А истратила она, казалось ей, много. Да и продавцы считали, что, по-видимому, заплатила она много. После каждой покупки они становились все любезней, вежливей, обходительней, похоже — готовы были навязать ей весь свой товар. Они под конец замечали только то, что она выбрала и оплатила, а не во что она была одета, хотя вначале все было иначе — они видели только ее скромное платье. Ирма могла бы сделать из этого свои выводы, но она их не сделала, лишь радовалась, что все произошло именно так; это тоже казалось ей чудом. Получая аттестат зрелости, она считала его свидетельством своей личной ценности, но сегодня она совсем забыла о себе и дала волю говорить за себя деньгам и тряпкам, так было и легче и проще.

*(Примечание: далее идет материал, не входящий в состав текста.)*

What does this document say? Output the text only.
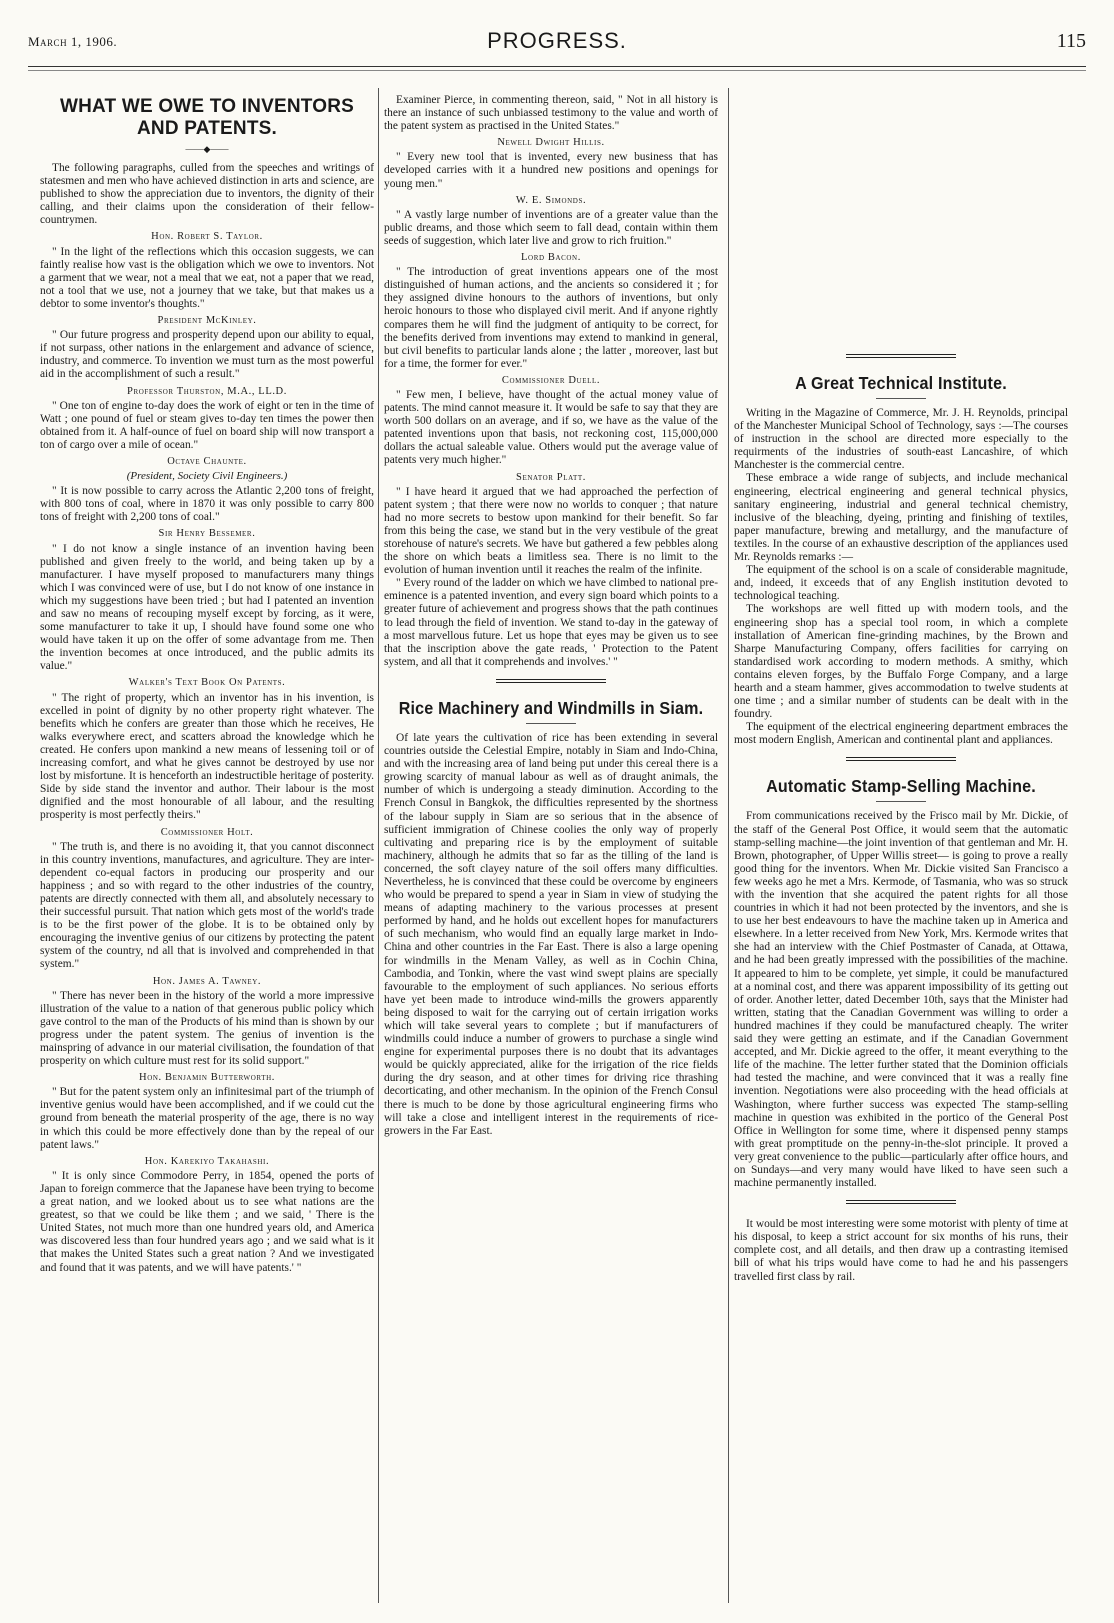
March 1, 1906.	PROGRESS.	115
WHAT WE OWE TO INVENTORS AND PATENTS.
——◆——

The following paragraphs, culled from the speeches and writings of statesmen and men who have achieved distinction in arts and science, are published to show the appreciation due to inventors, the dignity of their calling, and their claims upon the consideration of their fellow-countrymen.

Hon. Robert S. Taylor.

" In the light of the reflections which this occasion suggests, we can faintly realise how vast is the obligation which we owe to inventors. Not a garment that we wear, not a meal that we eat, not a paper that we read, not a tool that we use, not a journey that we take, but that makes us a debtor to some inventor's thoughts."

President McKinley.

" Our future progress and prosperity depend upon our ability to equal, if not surpass, other nations in the enlargement and advance of science, industry, and commerce. To invention we must turn as the most powerful aid in the accomplishment of such a result."

Professor Thurston, M.A., LL.D.

" One ton of engine to-day does the work of eight or ten in the time of Watt ; one pound of fuel or steam gives to-day ten times the power then obtained from it. A half-ounce of fuel on board ship will now transport a ton of cargo over a mile of ocean."

Octave Chaunte.
(President, Society Civil Engineers.)

" It is now possible to carry across the Atlantic 2,200 tons of freight, with 800 tons of coal, where in 1870 it was only possible to carry 800 tons of freight with 2,200 tons of coal."

Sir Henry Bessemer.

" I do not know a single instance of an invention having been published and given freely to the world, and being taken up by a manufacturer. I have myself proposed to manufacturers many things which I was convinced were of use, but I do not know of one instance in which my suggestions have been tried ; but had I patented an invention and saw no means of recouping myself except by forcing, as it were, some manufacturer to take it up, I should have found some one who would have taken it up on the offer of some advantage from me. Then the invention becomes at once introduced, and the public admits its value."

Walker's Text Book On Patents.

" The right of property, which an inventor has in his invention, is excelled in point of dignity by no other property right whatever. The benefits which he confers are greater than those which he receives, He walks everywhere erect, and scatters abroad the knowledge which he created. He confers upon mankind a new means of lessening toil or of increasing comfort, and what he gives cannot be destroyed by use nor lost by misfortune. It is henceforth an indestructible heritage of posterity. Side by side stand the inventor and author. Their labour is the most dignified and the most honourable of all labour, and the resulting prosperity is most perfectly theirs."

Commissioner Holt.

" The truth is, and there is no avoiding it, that you cannot disconnect in this country inventions, manufactures, and agriculture. They are inter-dependent co-equal factors in producing our prosperity and our happiness ; and so with regard to the other industries of the country, patents are directly connected with them all, and absolutely necessary to their successful pursuit. That nation which gets most of the world's trade is to be the first power of the globe. It is to be obtained only by encouraging the inventive genius of our citizens by protecting the patent system of the country, nd all that is involved and comprehended in that system."

Hon. James A. Tawney.

" There has never been in the history of the world a more impressive illustration of the value to a nation of that generous public policy which gave control to the man of the Products of his mind than is shown by our progress under the patent system. The genius of invention is the mainspring of advance in our material civilisation, the foundation of that prosperity on which culture must rest for its solid support."

Hon. Benjamin Butterworth.

" But for the patent system only an infinitesimal part of the triumph of inventive genius would have been accomplished, and if we could cut the ground from beneath the material prosperity of the age, there is no way in which this could be more effectively done than by the repeal of our patent laws."

Hon. Karekiyo Takahashi.

" It is only since Commodore Perry, in 1854, opened the ports of Japan to foreign commerce that the Japanese have been trying to become a great nation, and we looked about us to see what nations are the greatest, so that we could be like them ; and we said, ' There is the United States, not much more than one hundred years old, and America was discovered less than four hundred years ago ; and we said what is it that makes the United States such a great nation ? And we investigated and found that it was patents, and we will have patents.' "

Examiner Pierce, in commenting thereon, said, " Not in all history is there an instance of such unbiassed testimony to the value and worth of the patent system as practised in the United States."

Newell Dwight Hillis.

" Every new tool that is invented, every new business that has developed carries with it a hundred new positions and openings for young men."

W. E. Simonds.

" A vastly large number of inventions are of a greater value than the public dreams, and those which seem to fall dead, contain within them seeds of suggestion, which later live and grow to rich fruition."

Lord Bacon.

" The introduction of great inventions appears one of the most distinguished of human actions, and the ancients so considered it ; for they assigned divine honours to the authors of inventions, but only heroic honours to those who displayed civil merit. And if anyone rightly compares them he will find the judgment of antiquity to be correct, for the benefits derived from inventions may extend to mankind in general, but civil benefits to particular lands alone ; the latter , moreover, last but for a time, the former for ever."

Commissioner Duell.

" Few men, I believe, have thought of the actual money value of patents. The mind cannot measure it. It would be safe to say that they are worth 500 dollars on an average, and if so, we have as the value of the patented inventions upon that basis, not reckoning cost, 115,000,000 dollars the actual saleable value. Others would put the average value of patents very much higher."

Senator Platt.

" I have heard it argued that we had approached the perfection of patent system ; that there were now no worlds to conquer ; that nature had no more secrets to bestow upon mankind for their benefit. So far from this being the case, we stand but in the very vestibule of the great storehouse of nature's secrets. We have but gathered a few pebbles along the shore on which beats a limitless sea. There is no limit to the evolution of human invention until it reaches the realm of the infinite.

" Every round of the ladder on which we have climbed to national pre-eminence is a patented invention, and every sign board which points to a greater future of achievement and progress shows that the path continues to lead through the field of invention. We stand to-day in the gateway of a most marvellous future. Let us hope that eyes may be given us to see that the inscription above the gate reads, ' Protection to the Patent system, and all that it comprehends and involves.' "

Rice Machinery and Windmills in Siam.

Of late years the cultivation of rice has been extending in several countries outside the Celestial Empire, notably in Siam and Indo-China, and with the increasing area of land being put under this cereal there is a growing scarcity of manual labour as well as of draught animals, the number of which is undergoing a steady diminution. According to the French Consul in Bangkok, the difficulties represented by the shortness of the labour supply in Siam are so serious that in the absence of sufficient immigration of Chinese coolies the only way of properly cultivating and preparing rice is by the employment of suitable machinery, although he admits that so far as the tilling of the land is concerned, the soft clayey nature of the soil offers many difficulties. Nevertheless, he is convinced that these could be overcome by engineers who would be prepared to spend a year in Siam in view of studying the means of adapting machinery to the various processes at present performed by hand, and he holds out excellent hopes for manufacturers of such mechanism, who would find an equally large market in Indo-China and other countries in the Far East. There is also a large opening for windmills in the Menam Valley, as well as in Cochin China, Cambodia, and Tonkin, where the vast wind swept plains are specially favourable to the employment of such appliances. No serious efforts have yet been made to introduce wind-mills the growers apparently being disposed to wait for the carrying out of certain irrigation works which will take several years to complete ; but if manufacturers of windmills could induce a number of growers to purchase a single wind engine for experimental purposes there is no doubt that its advantages would be quickly appreciated, alike for the irrigation of the rice fields during the dry season, and at other times for driving rice thrashing decorticating, and other mechanism. In the opinion of the French Consul there is much to be done by those agricultural engineering firms who will take a close and intelligent interest in the requirements of rice-growers in the Far East.

A Great Technical Institute.

Writing in the Magazine of Commerce, Mr. J. H. Reynolds, principal of the Manchester Municipal School of Technology, says :—The courses of instruction in the school are directed more especially to the requirments of the industries of south-east Lancashire, of which Manchester is the commercial centre.

These embrace a wide range of subjects, and include mechanical engineering, electrical engineering and general technical physics, sanitary engineering, industrial and general technical chemistry, inclusive of the bleaching, dyeing, printing and finishing of textiles, paper manufacture, brewing and metallurgy, and the manufacture of textiles. In the course of an exhaustive description of the appliances used Mr. Reynolds remarks :—

The equipment of the school is on a scale of considerable magnitude, and, indeed, it exceeds that of any English institution devoted to technological teaching.

The workshops are well fitted up with modern tools, and the engineering shop has a special tool room, in which a complete installation of American fine-grinding machines, by the Brown and Sharpe Manufacturing Company, offers facilities for carrying on standardised work according to modern methods. A smithy, which contains eleven forges, by the Buffalo Forge Company, and a large hearth and a steam hammer, gives accommodation to twelve students at one time ; and a similar number of students can be dealt with in the foundry.

The equipment of the electrical engineering department embraces the most modern English, American and continental plant and appliances.

Automatic Stamp-Selling Machine.

From communications received by the Frisco mail by Mr. Dickie, of the staff of the General Post Office, it would seem that the automatic stamp-selling machine—the joint invention of that gentleman and Mr. H. Brown, photographer, of Upper Willis street— is going to prove a really good thing for the inventors. When Mr. Dickie visited San Francisco a few weeks ago he met a Mrs. Kermode, of Tasmania, who was so struck with the invention that she acquired the patent rights for all those countries in which it had not been protected by the inventors, and she is to use her best endeavours to have the machine taken up in America and elsewhere. In a letter received from New York, Mrs. Kermode writes that she had an interview with the Chief Postmaster of Canada, at Ottawa, and he had been greatly impressed with the possibilities of the machine. It appeared to him to be complete, yet simple, it could be manufactured at a nominal cost, and there was apparent impossibility of its getting out of order. Another letter, dated December 10th, says that the Minister had written, stating that the Canadian Government was willing to order a hundred machines if they could be manufactured cheaply. The writer said they were getting an estimate, and if the Canadian Government accepted, and Mr. Dickie agreed to the offer, it meant everything to the life of the machine. The letter further stated that the Dominion officials had tested the machine, and were convinced that it was a really fine invention. Negotiations were also proceeding with the head officials at Washington, where further success was expected The stamp-selling machine in question was exhibited in the portico of the General Post Office in Wellington for some time, where it dispensed penny stamps with great promptitude on the penny-in-the-slot principle. It proved a very great convenience to the public—particularly after office hours, and on Sundays—and very many would have liked to have seen such a machine permanently installed.

It would be most interesting were some motorist with plenty of time at his disposal, to keep a strict account for six months of his runs, their complete cost, and all details, and then draw up a contrasting itemised bill of what his trips would have come to had he and his passengers travelled first class by rail.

Торопясь домой со своими свертками, она опасалась только одного — достаточно ли много накупила и достаточно ли дорогое. У нее еще остались деньги, и не для того ли Рудольф дал ей такую крупную сумму, чтобы узнать, умеет ли она беречь деньги или нет. Нет, Рудольф, должно быть, думал совсем иначе, давая ей деньги. Но теперь Ирма уже не могла больше тратить оставшиеся деньги, так что волей-неволей ей пришлось идти домой.
Дома она сняла с себя старую одежду, налила в таз теплой воды и принялась мыться — с головы до ног. И даже грудь свою она мыла и мыла, будто впервые сознавая, что это ее грудь, — ей вспомнилось, как Рудольф зарылся в нее, словно хотел задохнуться. Тогда это показалось ей грубой, противной выходкой, теперь же все представлялось чем-то приятным и даже хорошим, потому что за это время в дело вмешались жизнь и любовь.